つゅ、と離れたときに触れる乱れた吐息が、異様になまめかしく感じて。
ど、え、は!?不健全ですけど!?
「あばばばば」
「いつもはイジワルなのに、とっても素直なんですね」
「きゃ、キャラ違いすぎるよ!」
「だって、かわいいんです」
彼女の吐息がもっと迫る。
唇がかすめるくらい。
熱い。
彼女が、こんなに近くに。
「この前の言葉も、ぜんぶ、ぜんぶ、本当の気持ちなんですよね。まるで告白みたいに、いっぱい、いっぱい、言ってくれましたよね」
「だっ、づぁっ、」
「うふふ。

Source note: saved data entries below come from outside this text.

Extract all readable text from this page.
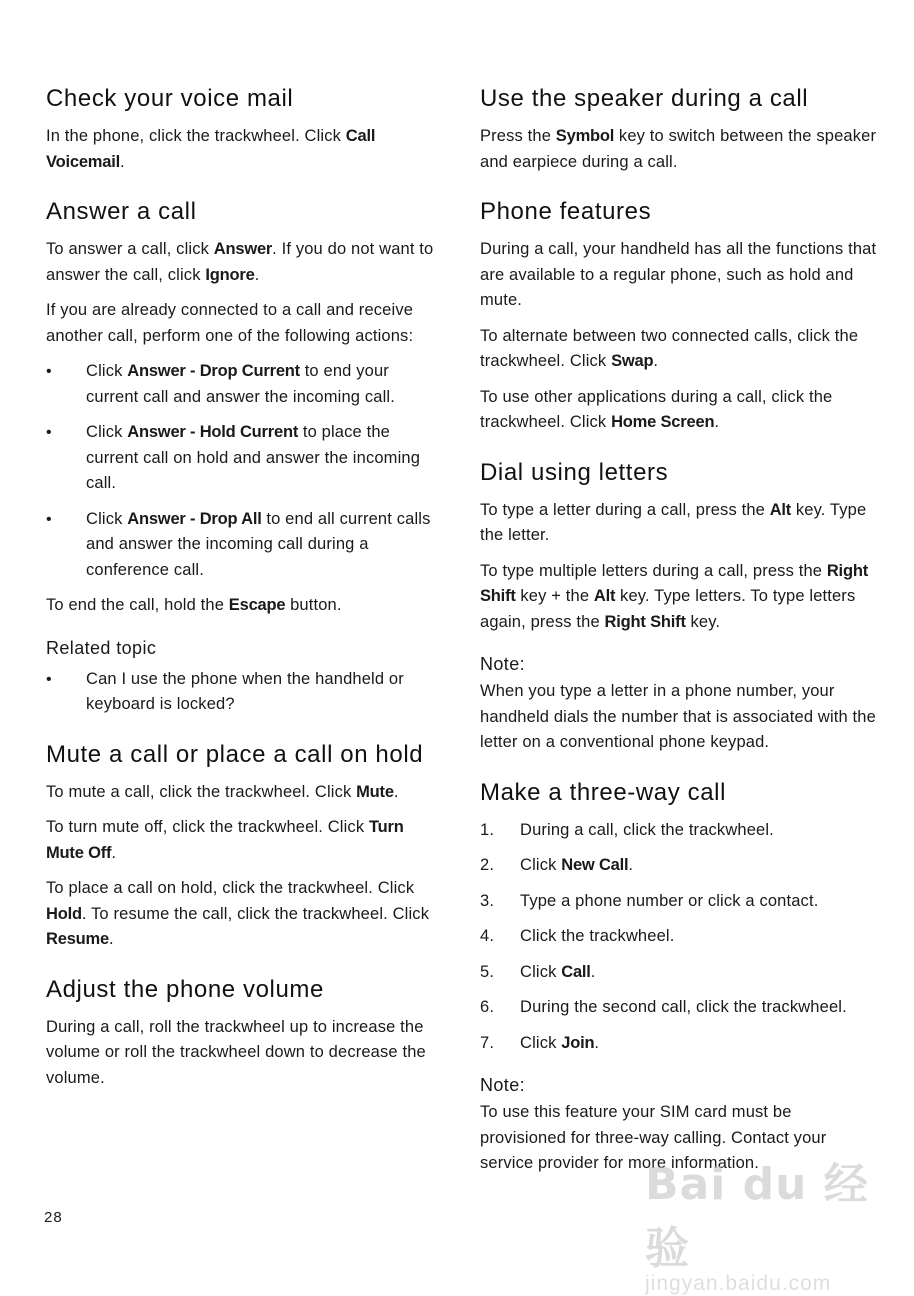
Check your voice mail

In the phone, click the trackwheel. Click Call Voicemail.

Answer a call

To answer a call, click Answer. If you do not want to answer the call, click Ignore.

If you are already connected to a call and receive another call, perform one of the following actions:

• Click Answer - Drop Current to end your current call and answer the incoming call.
• Click Answer - Hold Current to place the current call on hold and answer the incoming call.
• Click Answer - Drop All to end all current calls and answer the incoming call during a conference call.

To end the call, hold the Escape button.

Related topic
• Can I use the phone when the handheld or keyboard is locked?
Mute a call or place a call on hold

To mute a call, click the trackwheel. Click Mute.

To turn mute off, click the trackwheel. Click Turn Mute Off.

To place a call on hold, click the trackwheel. Click Hold. To resume the call, click the trackwheel. Click Resume.

Adjust the phone volume

During a call, roll the trackwheel up to increase the volume or roll the trackwheel down to decrease the volume.

Use the speaker during a call

Press the Symbol key to switch between the speaker and earpiece during a call.

Phone features

During a call, your handheld has all the functions that are available to a regular phone, such as hold and mute.

To alternate between two connected calls, click the trackwheel. Click Swap.

To use other applications during a call, click the trackwheel. Click Home Screen.

Dial using letters

To type a letter during a call, press the Alt key. Type the letter.

To type multiple letters during a call, press the Right Shift key + the Alt key. Type letters. To type letters again, press the Right Shift key.

Note:

When you type a letter in a phone number, your handheld dials the number that is associated with the letter on a conventional phone keypad.

Make a three-way call
1. During a call, click the trackwheel.
2. Click New Call.
3. Type a phone number or click a contact.
4. Click the trackwheel.
5. Click Call.
6. During the second call, click the trackwheel.
7. Click Join.
Note:

To use this feature your SIM card must be provisioned for three-way calling. Contact your service provider for more information.

28
Bai du 经验
jingyan.baidu.com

あんなふうに大好き大好きって言うのに、好きだと思われたくないなんて、そんな嘘を誰が信じるんでしょうね。お金を支払うことで一線を引こうとしているんですか?最初は無理やりだから嫌われていると少しでも思いたいですか?」
「う、うぁ」
どうして彼女までそんなことを言うのか。
先輩なら仕方がないとそう思える。だけどまさか彼女にまで。
そんなにも私は分かりやすいんだろうか。
「だめですよ。きっと、他の方も同じように、あなたのことが大好きですよ。もしかしたら一度脅かされてしまった分、吊り橋効果もあるのかもしれませんね。わたしは少しあったのかもしれません。どうでしょう。でも、あなたの言葉は、とってもどきどきしてしまうんですよ」
「確かにオレも一回失望させられたな。それにムカついたから是が非でもオトしてやろうって思ったのはあるかもしれねえ」
「ふぐぅ」
むしろ私のくだらない意識が逆効果だったとまでソース付きでぶちまけてくる。
どうしよう。
なんでこんな辱めを受けているんだ……自業自得かな。うん。
遠い目になっていると、彼女はクスりと笑う。
「もっとも、張り合いねえくれえにチョロいやつだったわけだが」
「そんなことんぁぅ」
膝の裏のAの横棒みたいな骨に噛みつかれる。
不思議な感覚にドキドキと心臓が弾む。
人目につきそうでつかなさそうでつきそうな部分。
っていうかそんなこりこり味わわないでほしい吸わないでほしい舐めないでほしい……ッ!
「口で言っても身体は正直だな」
「そっ、だっ、そのセリフはちょっと不健ぜんぅっ、」
「てめぇの顔見てから言えよ」
「へっ?」
「そうですね。正直、少しだけ……おかしな気分になってしまいそうです」
「どっ、はっ、ばっ、ど、どんな顔してるのッ!?私そんな不健全なの!?」
「はっ」
鼻で笑われた。
にこにこ笑ってるだけっていうのもそれはそれでひどいんだよ?
「でも、かわいいですよ」
「婚姻届け、オレの分は記入済みだからいつでも言えよ」
「そういう問題じゃなくてぇ……!」
結局私がどんな不健全顔を晒しているのかは全く教えてくれず、時間いっぱい弄ばれた。
時間いっぱい。
それがどっちの時間基準だったのかは伏せることにする。
二度とふたりまとめてとかはやらないようにしようと、そう決めた。